222 FINKERS OVER DE PREEK

In de protestantse hoofddienst staat (stond?) de ‘preek’ centraal. Voorgangers worden nog immer geworven voor een ‘preekbeurt’ en niet voor de hele liturgie. De rest doen ze er dan maar bij. Een ouderling noemde dat eens ‘de franje’. Preek heeft in onze dagen geen wervende klank en klinkt betweterig of doet denken aan de preek van een  ouder of politieagent, wanneer je iets hebt misdaan. Preek komt van al zo hoge (de preekstoel) naar beneden.

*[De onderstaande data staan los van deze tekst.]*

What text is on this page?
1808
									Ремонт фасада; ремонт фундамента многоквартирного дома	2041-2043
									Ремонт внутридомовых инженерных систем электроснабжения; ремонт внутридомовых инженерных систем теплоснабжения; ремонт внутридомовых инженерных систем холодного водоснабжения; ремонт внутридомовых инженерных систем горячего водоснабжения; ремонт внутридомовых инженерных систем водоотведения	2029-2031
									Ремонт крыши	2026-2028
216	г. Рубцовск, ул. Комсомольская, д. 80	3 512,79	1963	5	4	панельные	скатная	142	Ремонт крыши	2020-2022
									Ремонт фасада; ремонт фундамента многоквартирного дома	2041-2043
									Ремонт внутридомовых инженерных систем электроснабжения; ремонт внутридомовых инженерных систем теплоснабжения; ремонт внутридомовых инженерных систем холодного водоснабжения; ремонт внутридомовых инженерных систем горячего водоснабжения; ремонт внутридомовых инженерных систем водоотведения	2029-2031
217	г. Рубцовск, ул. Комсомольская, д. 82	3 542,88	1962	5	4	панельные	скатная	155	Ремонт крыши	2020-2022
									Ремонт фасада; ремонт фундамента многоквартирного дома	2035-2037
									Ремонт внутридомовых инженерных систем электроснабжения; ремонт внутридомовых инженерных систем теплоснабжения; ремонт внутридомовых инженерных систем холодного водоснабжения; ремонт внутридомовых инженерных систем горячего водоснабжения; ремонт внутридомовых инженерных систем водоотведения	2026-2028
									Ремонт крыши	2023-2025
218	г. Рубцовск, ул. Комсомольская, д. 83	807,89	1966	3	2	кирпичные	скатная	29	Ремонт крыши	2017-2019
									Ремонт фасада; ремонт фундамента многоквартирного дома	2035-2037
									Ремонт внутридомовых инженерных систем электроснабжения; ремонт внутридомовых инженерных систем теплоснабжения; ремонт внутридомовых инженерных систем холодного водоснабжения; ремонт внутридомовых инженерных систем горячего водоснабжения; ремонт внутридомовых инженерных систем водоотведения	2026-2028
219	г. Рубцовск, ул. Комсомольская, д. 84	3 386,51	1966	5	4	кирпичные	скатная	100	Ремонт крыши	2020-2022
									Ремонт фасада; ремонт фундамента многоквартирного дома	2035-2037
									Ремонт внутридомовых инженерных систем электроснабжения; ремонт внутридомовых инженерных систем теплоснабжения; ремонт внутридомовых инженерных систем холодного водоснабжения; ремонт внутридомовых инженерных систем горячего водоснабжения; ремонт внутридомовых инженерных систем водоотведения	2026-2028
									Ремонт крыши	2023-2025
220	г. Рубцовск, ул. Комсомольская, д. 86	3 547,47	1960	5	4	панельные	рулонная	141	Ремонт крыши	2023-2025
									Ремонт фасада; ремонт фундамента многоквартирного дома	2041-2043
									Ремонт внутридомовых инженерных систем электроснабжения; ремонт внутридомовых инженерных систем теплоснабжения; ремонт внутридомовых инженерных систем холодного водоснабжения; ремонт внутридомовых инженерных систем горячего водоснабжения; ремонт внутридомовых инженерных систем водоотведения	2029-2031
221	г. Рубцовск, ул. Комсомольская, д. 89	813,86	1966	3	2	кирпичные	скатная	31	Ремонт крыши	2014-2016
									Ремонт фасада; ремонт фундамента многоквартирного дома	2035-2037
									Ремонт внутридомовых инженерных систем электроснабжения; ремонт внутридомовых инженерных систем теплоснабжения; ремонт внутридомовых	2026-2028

In ons Friese dorp heette de kerkgang: ‘naar de preek gaan’. Dopersen togen naar de ‘Vermaning’. Intussen kreeg het fenomeen andere benamingen: verkondiging, uitleg, meditatie, overweging, homilie. bij de jongste secularisering heet de preek ’toespraak’. Misschien zeggen die namen iets over het (zelf)beeld van de prediker en haar theologie.

Finkers
Ons Twentse Herman Finkers is niet alleen entertainer, maar ook een vroom liefhebber van het Gregoriaans., Hij ontwierp een Latijnse meezing-hoogmis. Onlangs werd deze Missa in Mysterium vanuit de Plechelmus in Oldenzaal per TV uitgezonden. De schitterende choreografie heeft me ook als liturgist meegenomen en geraakt. Een schoon ritueel, een ernstig liturgisch spel. Toch zou ik dit niet elke zondag wensen: teveel, niet alleen qua logistiek, maar ook voor mijn ziel. De schriftlezingen werden in het latijn gezongen en parallel voorgelezen in het Twents. Finkers gaf soms commentaar. Daarbij werd hem ook gevraagd naar het ontbreken van de preek. Dat ‘manco’ had ik niet eens gemerkt!

Finkers: “Er ís wel een preek en die staat in het (liturgie)boekje. Terwijl het (koor)gezang klinkt, De Duiding der Mysteriën, kunnen de mensen die lezen. Ze kunnen ook zeggen: ik geloof het wel, ik ga lekker naar de muziek luisteren.

Het (de liturgie jdj) wordt niet onderbroken. Het wordt niet opgedrongen, door je strot geduwd. Voordeel dat je het kort kunt houden, want preken zijn veel te lang tegenwoordig.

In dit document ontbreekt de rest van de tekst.